The Federal Communications Commission can compel commercial wireless carriers to provide data roaming arrangements, according to a ruling by the U.S.Court of Appeals for the District of Columbia Circuit in a lawsuit brought by Verizon Wireless.
When small carriers began to run into difficulties persuading larger rivals to make reasonable data roaming relationships, the Federal Communications Commission started to consider regulation. Verizon Wireless and AT&T both opposed data roaming regulation on the basis that the Commission lacked the statutory authority to do so. They also protested that roaming agreements should be voluntary, because otherwise the small carriers would benefit at the expense of the larger ones.
Still, the FCC adopted a Data Roaming Order in April 2011 that required “providers of commercial mobile-data services to offer data roaming agreements to other such providers on commercially reasonable terms and conditions, subject to certain limitations,” according to the circuit court ruling.
The rule allows companies to negotiate the terms of such agreements on an individual basis and lets carriers off the hook for providing data roaming where it is not technically feasible.
Verizon responded with a lawsuit challenging the FCC’s authority to make the data roaming rule, arguing that the Commission was overstepping its statutory authority and could only compel mobile operators to arrange voice roaming agreements, not mobile data, as “common carriers.” According to the court’s ruling, “Verizon made its position crystal clear: because the company does not qualify as a common carrier with respect to mobile-data services, the Commission has no authority to compel it to permit other providers’ subscribers to roam on its network.”

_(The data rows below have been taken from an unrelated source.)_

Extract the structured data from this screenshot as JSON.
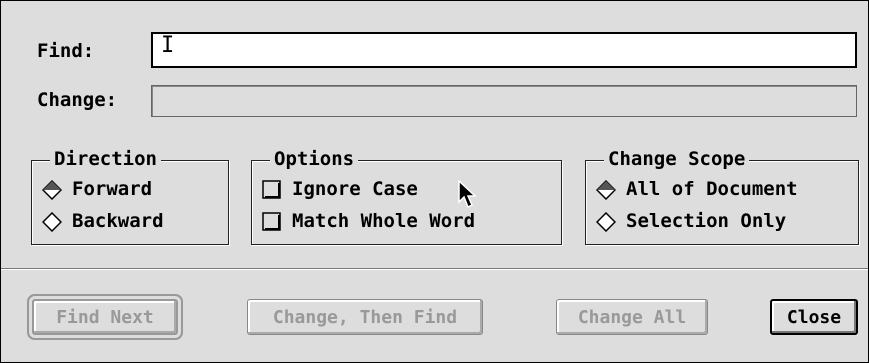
{
  "find": {
    "label": "Find:",
    "value": ""
  },
  "change": {
    "label": "Change:",
    "value": ""
  },
  "direction": {
    "title": "Direction",
    "options": [
      {
        "label": "Forward",
        "selected": true
      },
      {
        "label": "Backward",
        "selected": false
      }
    ]
  },
  "options": {
    "title": "Options",
    "items": [
      {
        "label": "Ignore Case",
        "checked": false
      },
      {
        "label": "Match Whole Word",
        "checked": false
      }
    ]
  },
  "scope": {
    "title": "Change Scope",
    "options": [
      {
        "label": "All of Document",
        "selected": true
      },
      {
        "label": "Selection Only",
        "selected": false
      }
    ]
  },
  "buttons": {
    "find_next": "Find Next",
    "change_then_find": "Change, Then Find",
    "change_all": "Change All",
    "close": "Close"
  },
  "colors": {
    "dialog_bg": "#dddddd",
    "disabled_text": "#999999"
  },
  "icons": {
    "radio": "diamond-radio-icon",
    "check": "checkbox-icon",
    "pointer": "arrow-cursor-icon"
  }
}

However, the court found that since Verizon can tailor and negotiate data roaming agreements and is not forced to offer service indiscriminately and on general terms, the data roaming rule does not relegate it to common carrier status. The court and FCC both acknowledged that mobile data is fundamentally different from voice and that mobile-data providers are immune to being treated as common carriers. But the FCC still can require that data roaming arrangements be made when feasible, the court ruled.
The court’s decision was a unanimous 3-0 ruling.
“The court made it clear that Title III of the Communications Act of 1934 ‘plainly empowers the Commission to promulgate the data roaming rule,” said Carri Bennet, general counsel for the Rural Telecommunications Group. “Verizon Wireless’ repeated efforts over the last two years to assert anything else have been an exercise in futility. … RTG is grateful that justice has been served and the American consumers have come out the clear winners in this completely unnecessary legal battle.”
The Competitive Carriers Association also cheered the court’s decision.
“We are extremely delighted with the court’s decision,” said CCA President and CEO Steven K. Berry. “The fact that the court made such a prompt and well-reasoned decision, at least in my mind, is a clear and convincing indication of the overwhelming strength of the intervener and FCC arguments presented to the court.”
He went on to say that the decision “is a decisive victory for consumers and an extremely positive outcome for competitive carriers and competitive policies. … This is one important piece of the puzzle to ensure competitive carriers may deploy 4G LTE services to consumers across the nation.”
The Interoperability Alliance followed up the court’s ruling with a statement pointing out that since the FCC’s data roaming rules have been upheld, “there is nothing standing in the way of the Commission’s efforts to unshackle the lower 700 MHz band and restore interoperability, which will help support 4G roaming in the lower 700 MHz band.
“Data roaming requires interoperability,” the group noted. “So without it, the FCC’s rules on data roaming will not reach their true potential.”